Holmes and his team wanted to see how well the new tests performed compared to an older, more expensive, and more time-consuming reference method. They were hoping the hospital could switch to one of the newer tests to save money and time.
They ran blood samples from 163 patients on all three tests. The Abbott Architect test was outside an acceptable margin of error -- meaning that the results were either 25% too high or too low, about 40% of the time. The Siemens Centaur2 test was either too high or too low in 48% of samples. In many cases, the newer tests showed that patients were deficient in vitamin D when the reference test indicated they were not.
The new tests use blood proteins called antibodies that bind to vitamin D. They're faster because they look for vitamin D in samples of whole blood.
In the older, reference method, vitamin D is separated from the blood and measured. The older test can also measure two different forms of vitamin D: Vitamin D2, which is the form of the vitamin found in fortified foods and in the kind of high-potency supplements that doctors prescribe to treat patients; and Vitamin D3, the form of the vitamin that the body makes naturally after skin is exposed to sunlight. The newer test can't distinguish between the two different types of D.
Holmes says vitamin D2 seems to confuse the tests.
He says the tests' inability to accurately measure that form of the vitamin means that doctors can't tell if their patients are getting any benefit from it or if they're taking their supplements as directed.
"You can't tell if you're making a difference for the patients," Holmes says.
In absolute numbers, the reference test showed 33 patients out of 163 were deficient in vitamin D, while the Abbott test showed 45 people were vitamin D deficient, and the Siemens test pointed to deficiency in 71 patients.
Current guidelines by the Institute of Medicine state a vitamin D level of at least 20 nanograms per milliliter (ng/ml) in the blood as adequate for bone health and overall health. However, other experts, including Holmes, feel that a normal level is 30 ng/ml or higher.
In a statement issued in response to the study, Abbott, the company that makes the Architect test, says the results of the current study depend on the use of a reference test that is "a very hands-on, labor intensive, manual procedure for which there currently is no standard protocol or calibration method.
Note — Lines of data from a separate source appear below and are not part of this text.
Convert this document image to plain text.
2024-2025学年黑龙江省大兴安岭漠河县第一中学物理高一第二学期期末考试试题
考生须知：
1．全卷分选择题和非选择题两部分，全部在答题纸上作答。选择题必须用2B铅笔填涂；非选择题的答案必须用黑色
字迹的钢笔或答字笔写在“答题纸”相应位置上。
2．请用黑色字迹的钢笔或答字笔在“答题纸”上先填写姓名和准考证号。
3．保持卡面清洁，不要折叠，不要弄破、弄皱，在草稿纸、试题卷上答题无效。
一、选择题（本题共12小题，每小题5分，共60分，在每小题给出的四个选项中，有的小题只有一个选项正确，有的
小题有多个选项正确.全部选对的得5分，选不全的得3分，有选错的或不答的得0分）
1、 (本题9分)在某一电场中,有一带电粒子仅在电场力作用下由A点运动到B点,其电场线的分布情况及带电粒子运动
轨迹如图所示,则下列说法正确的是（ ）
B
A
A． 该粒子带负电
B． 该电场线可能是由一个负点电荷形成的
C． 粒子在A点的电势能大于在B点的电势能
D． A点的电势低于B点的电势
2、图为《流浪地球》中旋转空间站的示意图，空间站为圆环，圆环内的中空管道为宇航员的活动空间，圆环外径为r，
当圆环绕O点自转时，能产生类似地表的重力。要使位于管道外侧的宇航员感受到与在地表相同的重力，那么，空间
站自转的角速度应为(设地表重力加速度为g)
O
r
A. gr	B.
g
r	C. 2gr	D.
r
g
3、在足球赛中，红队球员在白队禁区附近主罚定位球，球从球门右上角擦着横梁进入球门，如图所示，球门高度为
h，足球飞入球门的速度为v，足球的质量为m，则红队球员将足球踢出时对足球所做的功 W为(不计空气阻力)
As a result, this leads to variability of results from lab to lab."
"In current studies ... as well as in recent proficiency surveys, the ARCHITECT Vitamin D test showed excellent precision and reproducibility of results from lab to lab," the statement reads.
Siemens is checking the study's accuracy: "Siemens Healthcare Diagnostics is committed to delivering high-quality solutions and services to our customers that enable health care professionals to accurately diagnose, treat, and monitor patients. We are closely reviewing the validity of the claims made in this report along with the design of the methods and analysis used to develop them."
The wholesale price of the newer tests is estimated to cost around $20 to $25, although patients and insurance companies may be charged more. That's about half the cost of the older reference test, experts said, which wholesaled for about $50 a test.
This study was presented at a medical conference. The findings should be considered preliminary, as they have not yet undergone the "peer review" process, in which outside experts scrutinize the data prior to publication in a medical journal.